DenseVariational on Apple Silicon with GPU

[isomorphicdude]

Issue:

The dense variational layer does not appear to return random values when used with Apple M1 GPU but works fine with CPU only.

Expected Behaviour:

When calling the model on the same input data, the output should be random (as the weights are sampled from probability distributions).

To reproduce:

The following code is taken from this stackoverflow post.

This code generates synthetic data

import numpy as np
import tensorflow as tf
import tensorflow_probability as tfp
import matplotlib.pyplot as plt
tfd = tfp.distributions
tfpl = tfp.layers

physical_devices = tf.config.list_physical_devices('CPU')
print(physical_devices)  

# the following line sets the deivce
# tf.config.set_visible_devices([], 'GPU') # disable GPU

x_train = np.linspace(-1, 2, 5000)[:, np.newaxis]
y_train = np.power(x_train, 3) + 0.1*(2+x_train)*np.random.randn(5000)[:, np.newaxis]

plt.scatter(x_train, y_train, alpha=0.1)
plt.show()  

The following section defines the model.

def prior(kernel_size, bias_size, dtype = None):
    
    n = kernel_size + bias_size
    
    prior_model = tf.keras.Sequential([
        
        tfpl.DistributionLambda(
        
            lambda t: tfd.MultivariateNormalDiag(loc = tf.zeros(n)  ,  scale_diag = tf.ones(n)
                                                
                                                ))
        
    ])
    
    return(prior_model)


def posterior(kernel_size, bias_size, dtype = None):
    
    n = kernel_size + bias_size
    
    posterior_model = tf.keras.Sequential([
        
        tfpl.VariableLayer(tfpl.MultivariateNormalTriL.params_size(n)  , dtype = dtype),   
        
        tfpl.MultivariateNormalTriL(n)  
        
        
    ])
    
    return(posterior_model)

x_in = tf.keras.layers.Input(shape = (1,))

x =   tfpl.DenseVariational(units=tfpl.IndependentNormal.params_size(1),
                          make_prior_fn=prior,
                          make_posterior_fn=posterior,
                          kl_weight=1/x_train.shape[0])(x_in)

y_out =    tfpl.DenseVariational(units=1,
                  make_prior_fn=prior,
                  make_posterior_fn=posterior,
                  kl_weight=1/x_train.shape[0])(x)

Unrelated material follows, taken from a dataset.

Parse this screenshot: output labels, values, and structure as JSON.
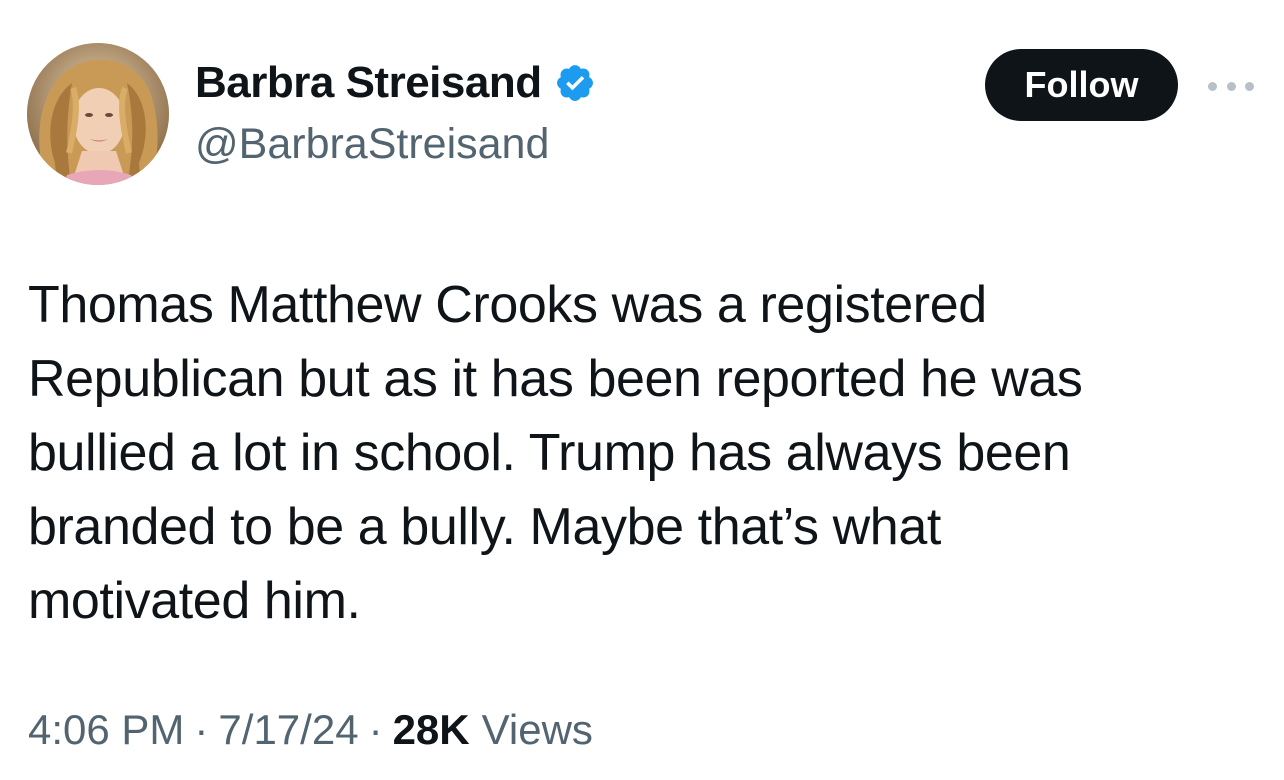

model = tf.keras.Model(inputs = x_in, outputs = y_out)

def nll(y_true, y_pred):
    dist = tfp.distributions.Normal(loc=y_pred, scale=1.0)
    return tf.reduce_sum(-dist.log_prob(y_true))

model.compile(loss=nll, optimizer= 'Adam')
model.summary()
history = model.fit(x_train, y_train, epochs=1, verbose=False)

The subsequent code block tries to plot the trajectories of different predictions but when it has unexpected behaviour on a GPU.

predicted = [model(x_train) for _ in range(100)]
for i, res in enumerate(predicted):
                plt.plot(x_train, res , alpha=0.1)
plt.scatter(x_train, y_train, alpha=0.1)
plt.show()